Million dollar A/C: Louisiana spends over $1 million to avoid cooling death row

Million dollar A/C: Louisiana spends over $1 million to avoid cooling death row
Louisiana has spent $1,067,000 on legal fees fighting an order to install air conditioners for three death row inmates with health problems. The cost of installing the air conditioners would only come to about $225,000 excluding operating or engineering costs.

The state of Louisiana has fought tooth and nail to avoid installing nine air conditioning units that could cool all eight tiers in the death row building. Bill Quigley, a Loyola University law professor who runs the New Orleans school’s poverty law center, has called the battle an “example of elected officials taking a stand as long as the taxpayers pay for it,” the Associated Press reported.

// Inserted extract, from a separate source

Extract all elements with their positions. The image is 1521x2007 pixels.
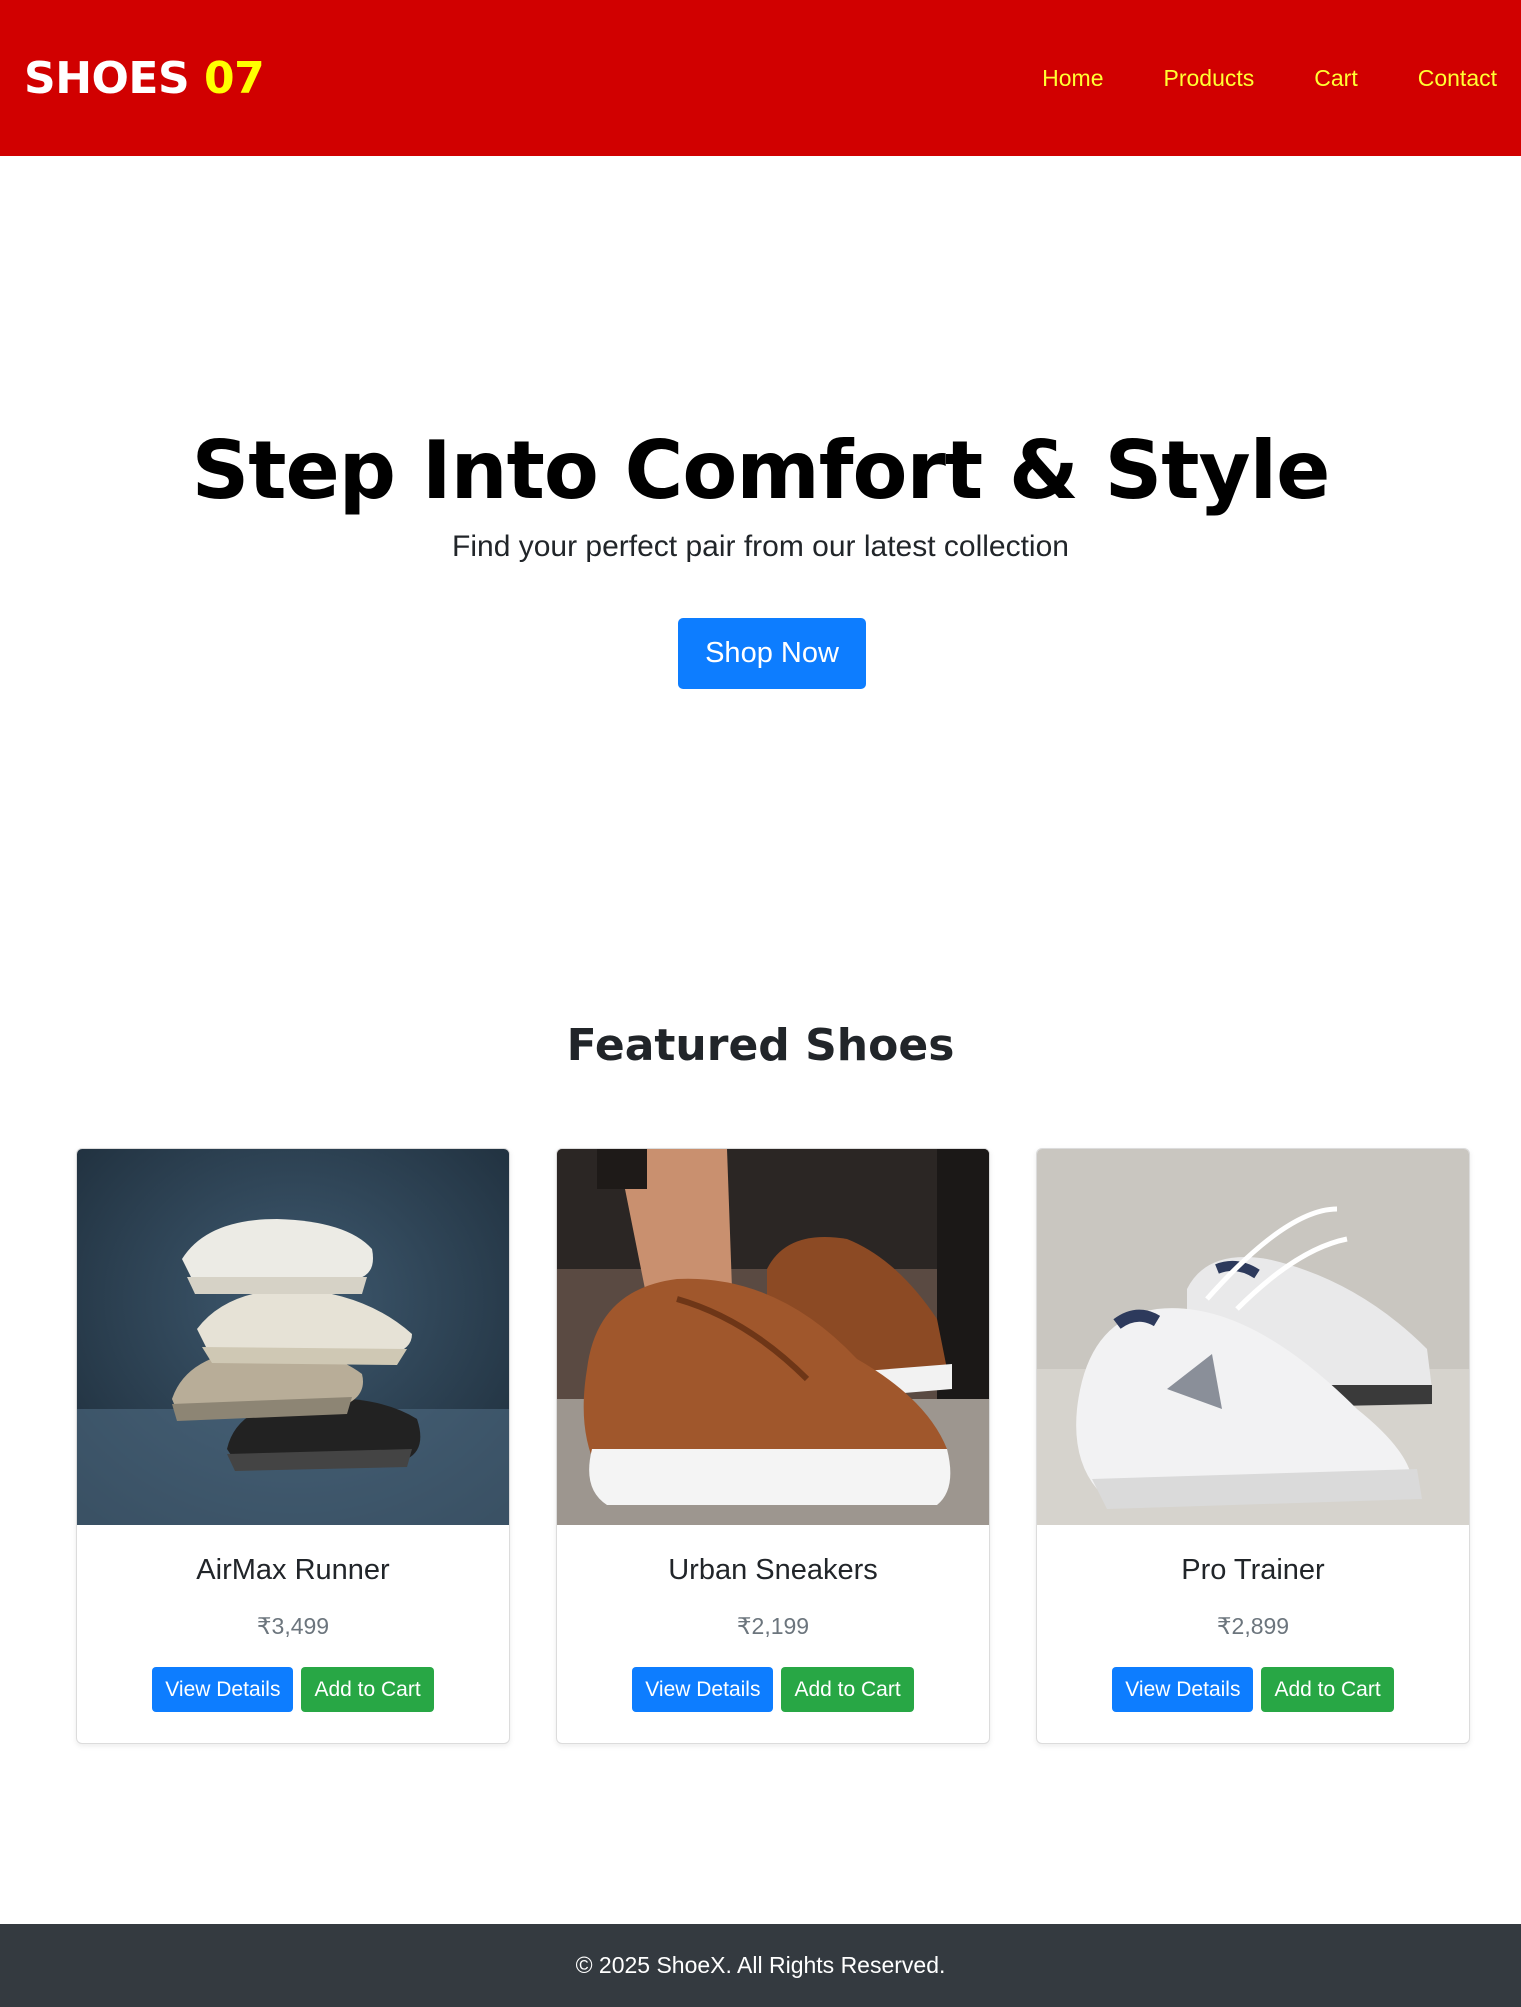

US District Judge Brian Jackson called the cost of fighting the installation “stunning,” while wondering out loud, “Is this really what the state wants to do?”

“It just seems so unnecessary,” he added.

The main costs to the state can be attributed to expert witnesses and state contractors, and the prison itself has incurred numerous expenses of over $100,000, with the state of Louisiana paying one firm $29,000 to monitor the humidity and heat of the prison every 15 minutes.

Two law firms alone have billed the state for over $424,000. One firm, Shows, Cali & Walsh billed the state for 2,420 hours at an average rate of $140 per hour.

Meanwhile, an expert witness for the plaintiff estimated that installing the air conditioning on death row would cost about $225,000 – or less than a quarter of the sum already spent fighting it. The state has yet to release the total estimate to the public, but an attorney for the state said each unit would cost “several thousand dollars.”

Louisiana has defended its fight against cooling Angola prison, claiming that it would set a precedent for other prisoners to demand air conditioning.

“It would be a large burden on the prisons to have to set forth the costs to implement these measures,” Grant Guillot, an attorney for the state, said in an appeals hearing.

As averse as Louisiana may be to paying for the prisoners’ AC, it has already been two years since a judge ruled that its refusal to cool death row constitutes cruel and unusual punishment if the heat index exceeds 88 degrees Fahrenheit (31 degrees Celsius).

The heat index in death row often crosses that threshold. Plaintiff James Magee explained that he is confined to his cell for 23 hours a day and each morning he feels like he’s in a “sauna” that turns into an “oven” by the afternoon.